« Ne sommes-nous pas en pre­mier lieu des créa­tures éminem­ment poétiques ? » 

Demain
La lumière
Envahira
Ce monde

[ Cette Vie sans sel ? dans L’étoffe de l’univers ]

 

Andrée Che­did nous a quit­tés en févri­er 2011. Il y a juste un an, à l’instant où j’écris ces lignes. Tout à l’heure je lisais son dernier livre de poésie pub­lié un an avant sa mort, L’étoffe de l’univers, et au détour d’une page je suis tombé (c’est le mot juste) sur sa terre aimée, per­due puis retrou­vée, au cœur du recueil. Je l’ignorais mais en févri­er 2004, Andrée Che­did m’avait dédi­cacé un des poèmes de cette terre, de sa terre. Il est dif­fi­cile de dire l’émotion que l’on ressent, cette page dans la main. Non pour de banales raisons d’égo. Pour la bouf­fée de sou­venirs qui sub­mer­gent, sou­venir de la sil­hou­ette de la femme, du poète (et « non pas poétesse » dis­ait-elle, et il faut être une femme de tête aujourd’hui pour dire cela) et sou­venir des poèmes lus, des poèmes qui restent en dedans de nous, por­teurs de vie, de fra­ter­nité, de soleil. De l’être poète. De tout ce qui fait la beauté de l’orient, du Liban, de l’Egypte, du lien au tra­vers d’Andrée Che­did entre nous et ces endroits, entre elle, nous et ces espaces.

Elle était « écrivain », c’est vrai ; de cela, je n’ai pas envie de par­ler aujourd’hui.
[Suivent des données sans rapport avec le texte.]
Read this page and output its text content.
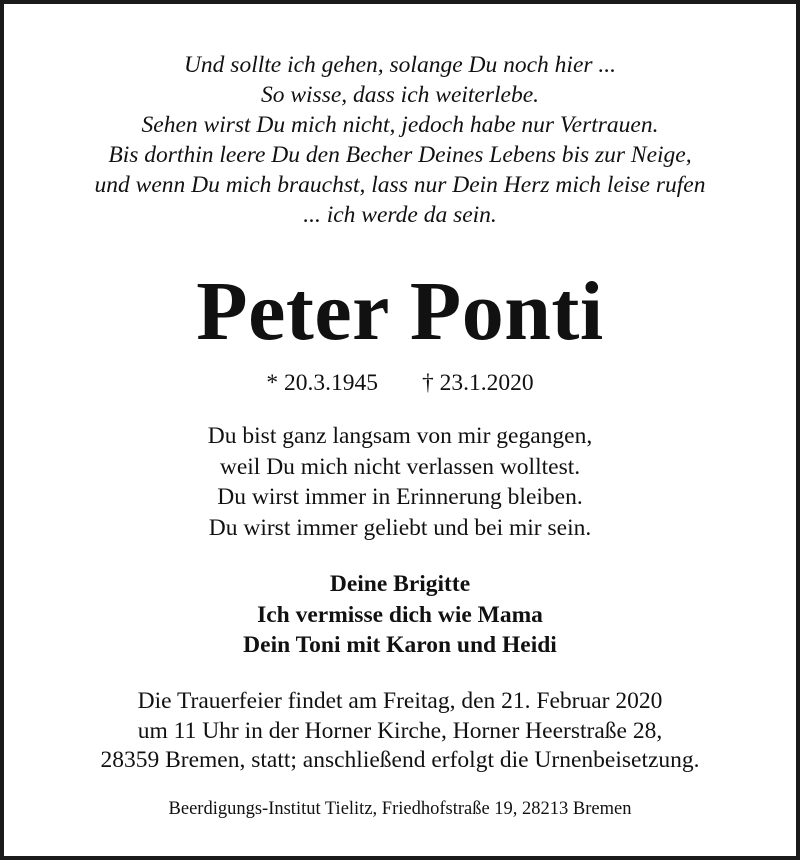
Und sollte ich gehen, solange Du noch hier ...
So wisse, dass ich weiterlebe.
Sehen wirst Du mich nicht, jedoch habe nur Vertrauen.
Bis dorthin leere Du den Becher Deines Lebens bis zur Neige,
und wenn Du mich brauchst, lass nur Dein Herz mich leise rufen
... ich werde da sein.
Peter Ponti
* 20.3.1945 † 23.1.2020
Du bist ganz langsam von mir gegangen,
weil Du mich nicht verlassen wolltest.
Du wirst immer in Erinnerung bleiben.
Du wirst immer geliebt und bei mir sein.
Deine Brigitte
Ich vermisse dich wie Mama
Dein Toni mit Karon und Heidi
Die Trauerfeier findet am Freitag, den 21. Februar 2020
um 11 Uhr in der Horner Kirche, Horner Heerstraße 28,
28359 Bremen, statt; anschließend erfolgt die Urnenbeisetzung.
Beerdigungs-Institut Tielitz, Friedhofstraße 19, 28213 Bremen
Elle était poète. Avait voulu être poète dès l’enfance, entrant en con­flit à cause de cela avec l’une des sœurs de l’institution où elle étu­di­ait. Un poète habité de plusieurs langues. Et por­teur d’une parole égarée, main­tenue en vie en elle – par elle. Dans ses yeux, quand elle ouvrait la porte de son apparte­ment, près de la Seine, à deux pas de la Mai­son de la radio. Une parole qui cir­cu­lait, invis­i­ble, tan­dis que la tasse de thé venait aux lèvres. On ne mesure pas sur le moment ce que cela sig­ni­fie, pren­dre le thé en com­pag­nie du poète Andrée Che­did. Ensuite, on ne saurait pas dire « en quoi » cela « importe ». Il y a des moments, des instants sou­vent, et des per­son­nes comme elle, comme Andrée Che­did, des per­son­nes en com­pag­nie desquelles vous êtes plus vivants. Et la phrase, sa phrase portée en titre de cet hom­mage dit Andrée Chedid.

Lisant sa poésie, je ne peux m’empêcher de penser qu’elle est pour beau­coup dans l’existence du Recours au Poème.